Furthermore, as shown in Table 2, it can be seen that the electrolyte membrane of Example 3 impregnated with phosphoric acid has a significantly higher proton conductivity than Comparative Example 1 at a relatively high temperature of 100 ° C. Thus, an electrolyte membrane obtained by impregnating proton conductive resin with phosphoric acid is considered to exhibit excellent power generation characteristics in a fuel cell operated at a temperature of 100 ° C. or higher.

Claims (5)

It is characterized by comprising a proton conductive resin represented by the following formula [1] in which side chains R ¹ , R ² , R ³ , and R ⁴ are bonded to a main chain made of an aromatic polyurea resin. Solid polymer electrolyte for fuel cells.
However, in the following formula [1], X ¹ and X ² are S, O, a sulfonyl group, a linear methylene group having 1-3 carbon atoms, a difluoromethylene group, a hexafluoropropylene group, a heteroaromatic ring, respectively. Any one of them, at least one of R ¹ , R ² , R ³ , and R ⁴ is an alkylsulfonic acid group or a carboxylic acid group, and n is in the range of 20-1000.
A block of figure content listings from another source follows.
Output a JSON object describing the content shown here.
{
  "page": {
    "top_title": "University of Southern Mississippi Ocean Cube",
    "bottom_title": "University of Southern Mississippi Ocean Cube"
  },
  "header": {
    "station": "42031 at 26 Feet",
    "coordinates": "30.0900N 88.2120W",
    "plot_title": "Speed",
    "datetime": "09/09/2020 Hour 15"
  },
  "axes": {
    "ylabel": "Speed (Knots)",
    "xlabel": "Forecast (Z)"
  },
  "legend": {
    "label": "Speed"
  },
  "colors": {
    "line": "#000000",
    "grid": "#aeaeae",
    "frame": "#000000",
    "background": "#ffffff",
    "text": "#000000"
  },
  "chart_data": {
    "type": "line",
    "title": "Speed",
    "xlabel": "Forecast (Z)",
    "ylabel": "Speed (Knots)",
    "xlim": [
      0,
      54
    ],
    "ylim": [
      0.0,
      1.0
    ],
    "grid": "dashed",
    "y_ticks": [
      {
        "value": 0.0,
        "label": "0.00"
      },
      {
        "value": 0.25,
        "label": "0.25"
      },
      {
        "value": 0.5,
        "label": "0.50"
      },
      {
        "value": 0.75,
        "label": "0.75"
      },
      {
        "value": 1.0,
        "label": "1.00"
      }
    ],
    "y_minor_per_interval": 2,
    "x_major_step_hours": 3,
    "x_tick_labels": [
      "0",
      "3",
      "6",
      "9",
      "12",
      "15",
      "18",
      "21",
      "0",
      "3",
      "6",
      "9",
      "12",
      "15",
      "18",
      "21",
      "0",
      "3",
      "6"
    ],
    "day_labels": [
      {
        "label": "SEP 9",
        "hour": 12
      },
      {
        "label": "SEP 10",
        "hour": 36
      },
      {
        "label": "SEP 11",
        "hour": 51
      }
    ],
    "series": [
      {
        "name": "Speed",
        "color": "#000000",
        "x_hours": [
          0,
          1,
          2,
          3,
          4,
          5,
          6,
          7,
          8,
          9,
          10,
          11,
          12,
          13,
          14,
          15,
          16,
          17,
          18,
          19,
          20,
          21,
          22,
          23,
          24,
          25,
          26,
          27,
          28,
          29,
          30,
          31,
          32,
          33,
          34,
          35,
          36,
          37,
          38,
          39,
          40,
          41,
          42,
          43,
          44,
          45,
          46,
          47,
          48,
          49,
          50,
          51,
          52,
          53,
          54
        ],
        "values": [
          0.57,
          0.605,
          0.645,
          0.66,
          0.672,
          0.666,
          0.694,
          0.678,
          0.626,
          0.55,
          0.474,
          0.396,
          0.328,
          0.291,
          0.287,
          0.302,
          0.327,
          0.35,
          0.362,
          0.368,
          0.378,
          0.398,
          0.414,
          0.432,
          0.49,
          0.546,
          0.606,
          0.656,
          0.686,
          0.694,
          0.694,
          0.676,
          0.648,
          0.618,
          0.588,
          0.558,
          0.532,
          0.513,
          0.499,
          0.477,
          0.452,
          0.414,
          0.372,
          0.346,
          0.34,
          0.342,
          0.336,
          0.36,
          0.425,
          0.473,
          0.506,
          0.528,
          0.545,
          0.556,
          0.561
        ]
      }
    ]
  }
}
In the formula [1] of claim ¹ , at least one of R ¹ , R ² , R ³ , and R ⁴ is an alkylsulfonic acid group or a carboxylic acid group, and the remainder is hydrogen and an alkyl group having 1 to 4 carbon atoms. 2. The solid polymer electrolyte for a fuel cell according to claim 1, which is one or more substituents selected from functional groups containing an aromatic ring having 6 to 9 carbon atoms.   The solid polymer electrolyte for a fuel cell according to claim 1 or 2, wherein the proton conductive resin is impregnated with one or more acids.   4. The solid polymer electrolyte for a fuel cell according to claim 3, wherein the acid is either one or both of phosphoric acid and phosphonic acid. A fuel cell comprising the solid polymer electrolyte for a fuel cell according to any one of claims 1 to 4.